The price of carbon and the ethic of Cain

billmorris.pngWilliam Morris has been described by E.P. Thompson as one of the greatest of Englishmen, and as a revolutionary without a revolution [Persons & Polemics, E.P.Thompson, Merlin Press, 1994]. At the end of the nineteenth century this perspicacious man, who saw that economic relationships reflect and fashion moral relationships, rallied tirelessly against the ethic of Cain – the acquisitive society and deepening wealth inequality – in contrast to a society based on the ethic of community and a society of equals, and believing that that there could be no compromise between the two ethics set out to work for the revolution.

The appalling waste of life & suffering in the past 100 years would undoubtedly cause Morris pause for thought and probably less zeal for revolution. But his moral critique – following a long tradition of English dissenters – finds an albeit faint echo in Joseph Schumpeter’s concept of “creative destruction” which describes the uneven evolution of capitalism and corporatism, and their relationship to democracy, and which arguably has renewed relevance after twenty years of globalisation.

The question of how liberal democracies, entrepreneurs and dominant classes will respond to climate warming is now focused on the opening debate over carbon taxes, and is taking place against a background of stumbling growth and the unbridled greed of the financial markets added and abetted – in the UK – by the present and preceding New Labour administrations.

But the same Labour governments have also set two precedents: commissioning the Stern Report, and introducing the climate change bill. The first established that adopting measures to reduction carbon and other greenhouse gas emissions would cost less than failing to prevent climate change, and that such measures are affordable; the second includes a politically far-reaching timetable for mandatory cuts in targeted greenhouse gas emissions, based upon binding domestic carbon reduction targets, effectively establishing a pathway to make the UK a low-carbon based economy.

The Stern Report has been controversial, initially for the choice of discount rate, and more recently because of the assumptions and numbers used to estimate the consumption reduction equivalence (including putting a monetary value on human life), which have been used to estimate the social cost of carbon in the cost-benefit analysis for the proposed third runway at Heathrow. George Monbiot has taken umbrage that the “shadow price of carbon”, which is currently valued, human lives and all, at £25 a tonne. Human life is not a commodity, but it does have an economic value in many markets. The Economist response errs in overstating the capacity of future growth and material progress to reduce poverty in a world known to be bound by climate change constraints and the immediate necessity to reduce consumption.

Heathrow is now a lightening rod for climate change campaigners and regardless of government estimates that a new runway has a net economic benefit, it is unlikely to be built: innovative protesters plus MPs in London and Home County constituencies will ensure that profits take second place to environmental and political costs.

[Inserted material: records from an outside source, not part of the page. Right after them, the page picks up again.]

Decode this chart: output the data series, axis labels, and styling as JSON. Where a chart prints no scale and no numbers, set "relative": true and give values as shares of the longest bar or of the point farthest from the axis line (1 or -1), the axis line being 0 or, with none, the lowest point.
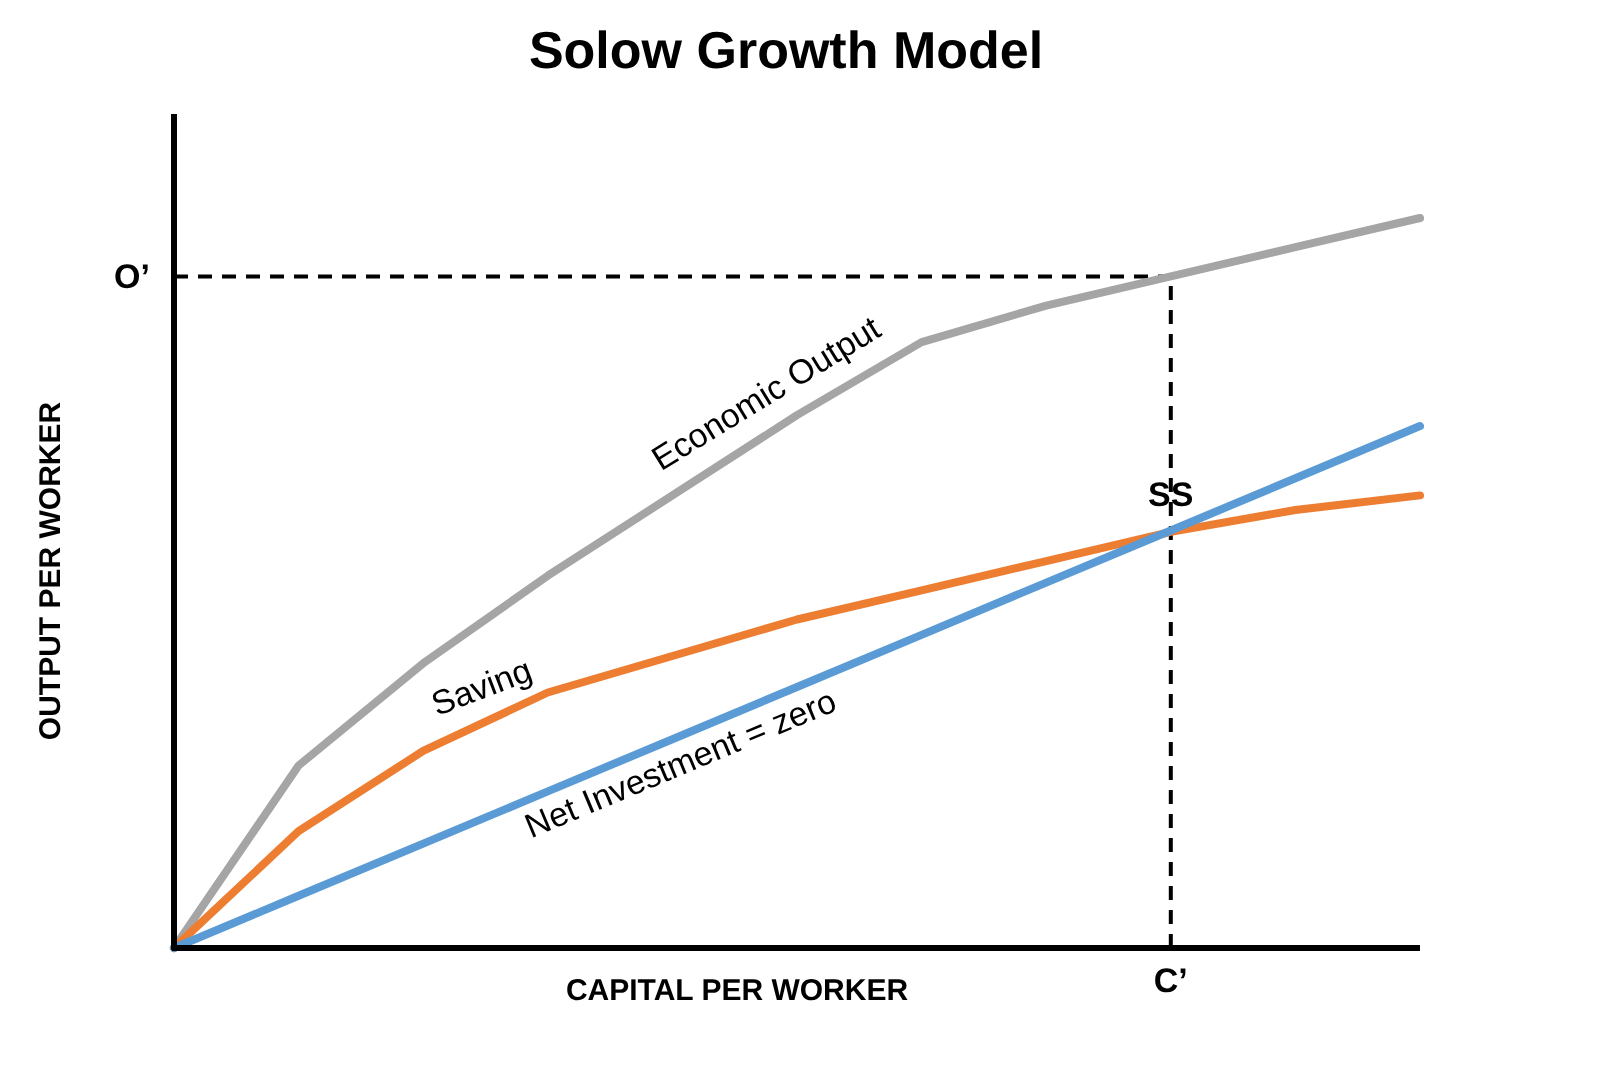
{
  "chart_data": {
    "type": "line",
    "title": "Solow Growth Model",
    "xlabel": "CAPITAL PER WORKER",
    "ylabel": "OUTPUT PER WORKER",
    "relative": true,
    "categories": [
      null,
      null,
      null,
      null,
      null,
      null,
      null,
      null,
      null,
      null,
      null
    ],
    "marker": "none",
    "line_style": "solid",
    "series": [
      {
        "color": "#a5a5a5",
        "values": [
          0,
          0.25,
          0.39,
          0.51,
          0.62,
          0.73,
          0.83,
          0.88,
          0.92,
          0.96,
          1
        ]
      },
      {
        "color": "#ed7d31",
        "values": [
          0,
          0.16,
          0.27,
          0.35,
          0.4,
          0.45,
          0.49,
          0.53,
          0.57,
          0.6,
          0.62
        ]
      },
      {
        "color": "#5b9bd5",
        "values": [
          0,
          0.0715,
          0.143,
          0.2145,
          0.286,
          0.3575,
          0.429,
          0.5005,
          0.572,
          0.6435,
          0.715
        ]
      }
    ],
    "annotations": [
      "Economic Output",
      "Saving",
      "Net Investment = zero",
      "SS",
      "C’",
      "O’"
    ]
  }
}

Large infrastructure and technology projects have track record of cost underestimation and cost overruns. Hypothetical gains from growth in air traffic are not shared equally and nor are the costs: the extent to which scenarios have been developed that take into account the effect of a fuel levy on airlines, carbon taxes on airline tickets, and the cost of disturbance to Londoners remains unclear. The debate is really about re-appraising the UK’s aviation forecasts and policy in light of the need to cut emissions by 30% by 2020.

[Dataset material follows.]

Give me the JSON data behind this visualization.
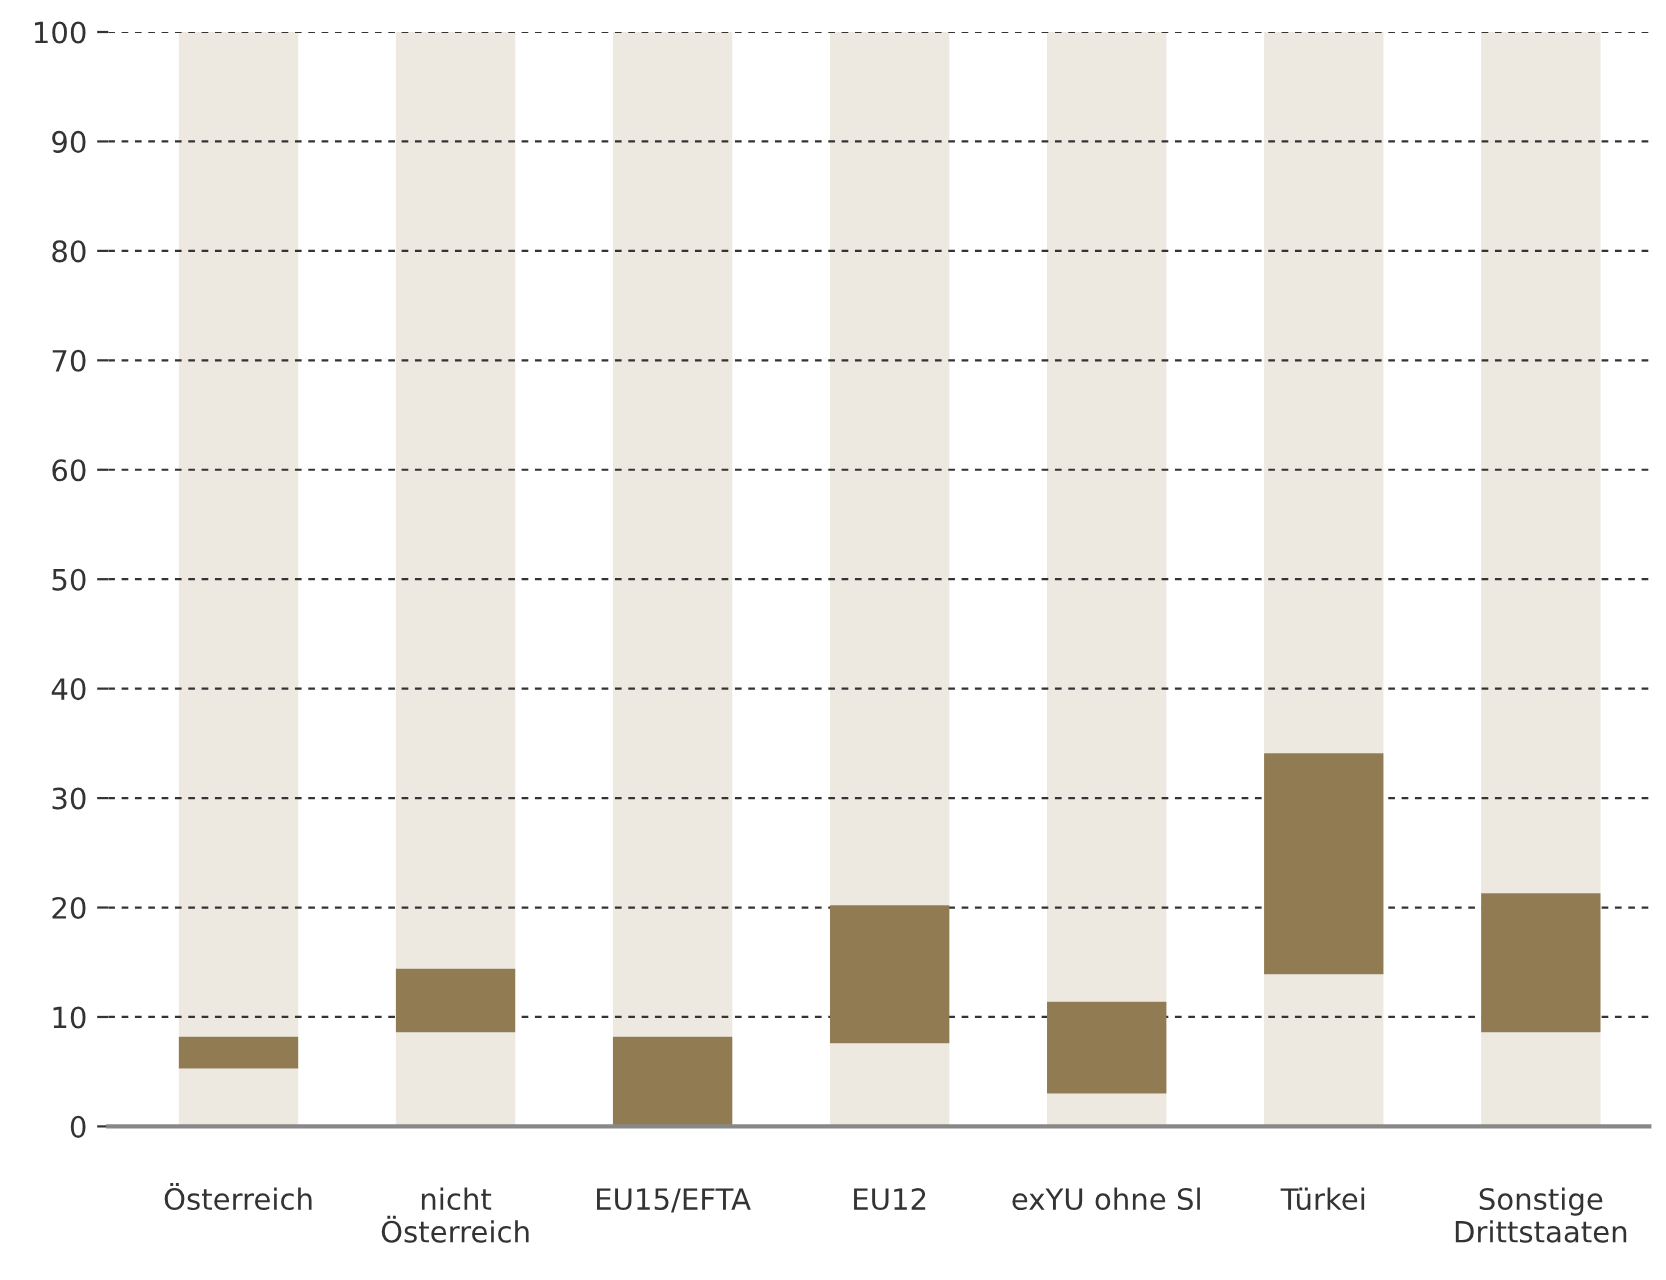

In the UK emissions are about 10 tonnes of CO2 equivalent per capita. With a population of about 60 million the current annual level of domestic emissions is 600 million tonnes. An initial low carbon tax of, say, £10 per tonne (US$15 per tonne) would generate £6,000m per year in tax revenues. Total UK tax revenues were £520,000m (about £8,500 per head) in 2006-07, of which income tax and national insurance payments represented 45%. The carbon tax can be introduced as a revenue-neutral measure, for example matched by reductions in incomes taxes – although strong arguments can be made for some carbon tax receipts to be ring-fenced to finance public support for carbon technologies, grants and subsidies to encourage the switch to lower carbon technologies for power, heat and transport, as well as part of UK contributions to international safety nets and adaptation funds for those poorer countries most likely to be directly affected first by climate change – for example to counter declining crop yields in Africa.

Faced with the social costs of their spending, consumers can be expected to reduce their demand for carbon emission goods and services, and companies will invest in more efficient technologies (Shell have called for a carbon price close to $100 – about £50 – per tonne of CO2 to justify investment in carbon-capture-and-storage schemes). Carbon pricing and supporting regulations need to be introduced quickly: the Stern report emphasised that price of delay will be higher mitigation costs.

billmorris1.pngShort of rationing only carbon pricing will induce the shifts needed for the UK to meet its commitment to reduce emissions by 60% before 2050 to about 4 tonnes per capita. Carbon pricing policies will raise many distributional issues, and open the debate on the nature of our society. William Morris would be working now to prepare the ground for a more cooperative social contract, and raging against the moral immiseration of the ruling classes, who “rather than lose anything which really is its essence, it will pull the roof of the world down upon its head.”